IVT adds a new mode to the processor, called VMX. A hypervisor can run in VMX mode and be invisible to the operating system, running in ring 0. When the CPU is in VMX mode, it looks normal from the perspective of an unmodified OS. All instructions do what they would be expected to, from the perspective of the guest, and there are no unexpected failures as long as the hypervisor correctly performs the emulation. A set of extra instructions is added that can be used by a process in VMX root mode. These instructions do things like allocating a memory page on which to store a full copy of the CPU state, start, and stop a VM. Finally, a set of bitmaps is defined indicating whether a particular interrupt, instruction, or exception should be passed to the virtual machine’s OS running in ring 0 or by the hypervisor running in VMX root mode.
In addition to the features of Intel’s VT4, AMD’s Pacifica provides a few extra things linked to the x86-64 extensions and to the Opteron architecture. Current Opterons have an on-die memory controller. Because of the tight integrationbetween the memory controller and the CPU, it is possible for the hypervisor to delegate some of the partitioning to the memory controller.
Using AMD-V, there are two ways in which the hypervisor can handle memory partitioning. In fact, two modes are provided. The first, Shadow Page Tables, allows the hypervisor to trap whenever the guest OS attempts to modify its page tables and change the mapping itself. This is done, in simple terms, by marking the page tables as read only, and catching the resulting fault to the hypervisor, instead of the guest operating system kernel. The second mode is a little more complicated. Nested Page Tables allow a lot of this to be done in hardware.
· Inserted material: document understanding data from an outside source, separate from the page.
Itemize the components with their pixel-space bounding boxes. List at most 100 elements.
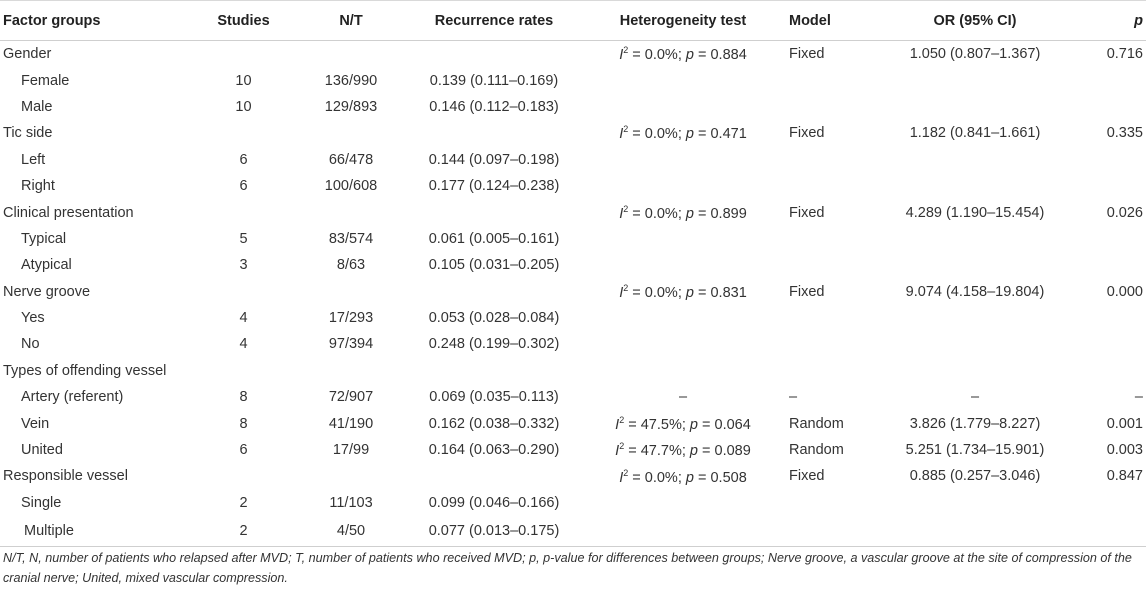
model-cell <box>783 516 886 548</box>
p-value-cell: 0.716 <box>1106 46 1143 63</box>
studies-cell <box>190 41 297 68</box>
nt-cell <box>297 199 405 225</box>
model-cell: Random <box>789 442 844 459</box>
model-cell: Fixed <box>789 46 825 63</box>
header-heterogeneity-test: Heterogeneity test <box>583 0 783 41</box>
studies-cell: 10 <box>235 98 252 115</box>
factor-cell: Female <box>21 72 70 89</box>
i-squared-value: = 0.0%; <box>632 469 686 486</box>
header-recurrence-rates: Recurrence rates <box>405 0 583 41</box>
header-factor-groups: Factor groups <box>0 0 190 41</box>
table-row: Atypical 3 8/63 0.105 (0.031–0.205) <box>0 252 1146 278</box>
factor-cell: Typical <box>21 230 67 247</box>
table-row: Types of offending vessel <box>0 358 1146 384</box>
table-footnote: N/T, N, number of patients who relapsed … <box>3 551 1132 585</box>
or-ci-cell <box>886 490 1064 516</box>
recurrence-rate-cell: 0.177 (0.124–0.238) <box>428 178 560 195</box>
table-row: Male 10 129/893 0.146 (0.112–0.183) <box>0 94 1146 120</box>
recurrence-rate-cell: 0.105 (0.031–0.205) <box>428 257 560 274</box>
i-squared-symbol: I <box>619 126 624 143</box>
heterogeneity-cell <box>583 358 783 384</box>
or-ci-cell <box>886 67 1064 93</box>
nt-cell: 136/990 <box>324 72 378 89</box>
i-squared-symbol: I <box>619 205 624 222</box>
model-cell: Fixed <box>789 283 825 300</box>
factor-cell: Yes <box>21 310 45 327</box>
recurrence-rate-cell <box>405 199 583 225</box>
heterogeneity-cell: I2 = 0.0%; p = 0.831 <box>583 279 783 305</box>
p-symbol: p <box>689 442 703 459</box>
heterogeneity-p-value: = 0.089 <box>702 442 751 459</box>
nt-cell: 17/293 <box>328 310 374 327</box>
nt-cell: 11/103 <box>329 494 373 511</box>
recurrence-rate-cell: 0.077 (0.013–0.175) <box>405 516 583 548</box>
p-value-cell <box>1064 147 1146 173</box>
nt-cell: 129/893 <box>324 98 378 115</box>
or-ci-cell: 1.050 (0.807–1.367) <box>909 46 1041 63</box>
or-ci-cell: 9.074 (4.158–19.804) <box>905 283 1045 300</box>
table-row: Yes 4 17/293 0.053 (0.028–0.084) <box>0 305 1146 331</box>
recurrence-rate-cell <box>405 463 583 489</box>
recurrence-rate-cell: 0.069 (0.035–0.113) <box>429 389 559 406</box>
p-value-cell <box>1064 516 1146 548</box>
or-ci-cell <box>886 173 1064 199</box>
model-cell <box>783 490 886 516</box>
studies-cell: 2 <box>190 516 297 548</box>
recurrence-rate-cell: 0.139 (0.111–0.169) <box>429 72 559 89</box>
p-value-cell: – <box>1134 389 1143 406</box>
p-symbol: p <box>685 47 698 64</box>
recurrence-rate-cell <box>405 41 583 68</box>
p-value-cell: 0.001 <box>1106 415 1143 432</box>
factor-cell: Right <box>21 178 55 195</box>
i-squared-symbol: I <box>615 416 620 433</box>
p-value-cell: 0.000 <box>1106 283 1143 300</box>
factor-cell: Nerve groove <box>3 283 91 300</box>
heterogeneity-cell: I2 = 47.7%; p = 0.089 <box>583 437 783 463</box>
table-body: Gender I2 = 0.0%; p = 0.884 Fixed 1.050 (0.… <box>0 41 1146 548</box>
studies-cell <box>190 279 297 305</box>
heterogeneity-cell <box>583 226 783 252</box>
heterogeneity-p-value: = 0.471 <box>697 126 747 143</box>
table-row: Responsible vessel I2 = 0.0%; p = 0.508 Fi… <box>0 463 1146 489</box>
recurrence-rate-cell <box>405 120 583 146</box>
heterogeneity-cell: I2 = 0.0%; p = 0.508 <box>583 463 783 489</box>
or-ci-cell <box>886 516 1064 548</box>
header-p: p <box>1064 0 1146 41</box>
factor-cell: Multiple <box>0 516 190 548</box>
p-symbol: p <box>685 205 698 222</box>
nt-cell: 8/63 <box>336 257 366 274</box>
studies-cell: 2 <box>239 494 248 511</box>
i-squared-value: = 47.7%; <box>628 442 690 459</box>
studies-cell: 6 <box>239 178 248 195</box>
i-squared-value: = 0.0%; <box>632 205 686 222</box>
p-value-cell <box>1064 358 1146 384</box>
heterogeneity-cell: I2 = 0.0%; p = 0.471 <box>583 120 783 146</box>
table-row: Vein 8 41/190 0.162 (0.038–0.332) I2 = 47.5%… <box>0 410 1146 436</box>
factor-cell: Vein <box>21 415 50 432</box>
factor-cell: Male <box>21 98 53 115</box>
p-value-cell <box>1064 94 1146 120</box>
heterogeneity-p-value: = 0.064 <box>702 416 751 433</box>
recurrence-rate-cell: 0.099 (0.046–0.166) <box>428 494 560 511</box>
nt-cell: 4/50 <box>297 516 405 548</box>
or-ci-cell <box>886 358 1064 384</box>
recurrence-rate-cell <box>405 358 583 384</box>
recurrence-rate-cell: 0.061 (0.005–0.161) <box>428 230 560 247</box>
header-row: Factor groups Studies N/T Recurrence rat… <box>0 0 1146 41</box>
model-cell <box>783 252 886 278</box>
i-squared-value: = 0.0%; <box>632 126 686 143</box>
heterogeneity-cell: I2 = 47.5%; p = 0.064 <box>583 410 783 436</box>
recurrence-rate-cell: 0.144 (0.097–0.198) <box>428 151 560 168</box>
nt-cell: 17/99 <box>332 442 370 459</box>
table-row: Nerve groove I2 = 0.0%; p = 0.831 Fixed 9.0… <box>0 279 1146 305</box>
superscript-two: 2 <box>623 124 629 135</box>
table-row: Gender I2 = 0.0%; p = 0.884 Fixed 1.050 (0.… <box>0 41 1146 68</box>
studies-cell: 8 <box>239 389 248 406</box>
studies-cell: 6 <box>239 442 248 459</box>
heterogeneity-p-value: = 0.884 <box>697 47 747 64</box>
model-cell <box>783 331 886 357</box>
or-ci-cell: 3.826 (1.779–8.227) <box>909 415 1041 432</box>
p-value-cell: 0.026 <box>1106 204 1143 221</box>
p-value-cell <box>1064 173 1146 199</box>
model-cell: Fixed <box>789 468 825 485</box>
Nested page tables do exactly what their name implies; they add another layer of indirection to virtual memory. The MMU already handles virtual to physical translations as defined by the OS. Now, these “physical” addresses are translated to real physical addresses using another set of page tables defined by the hypervisor. Because the translation is done in hardware, it is almost as fast as normal virtual memory lookups.
The other additional feature of Pacifica is that it specifies a Device Exclusion Vector interface. This masks the addresses that a device is allowed to write to, so a device can only write to a specific guest’s address space.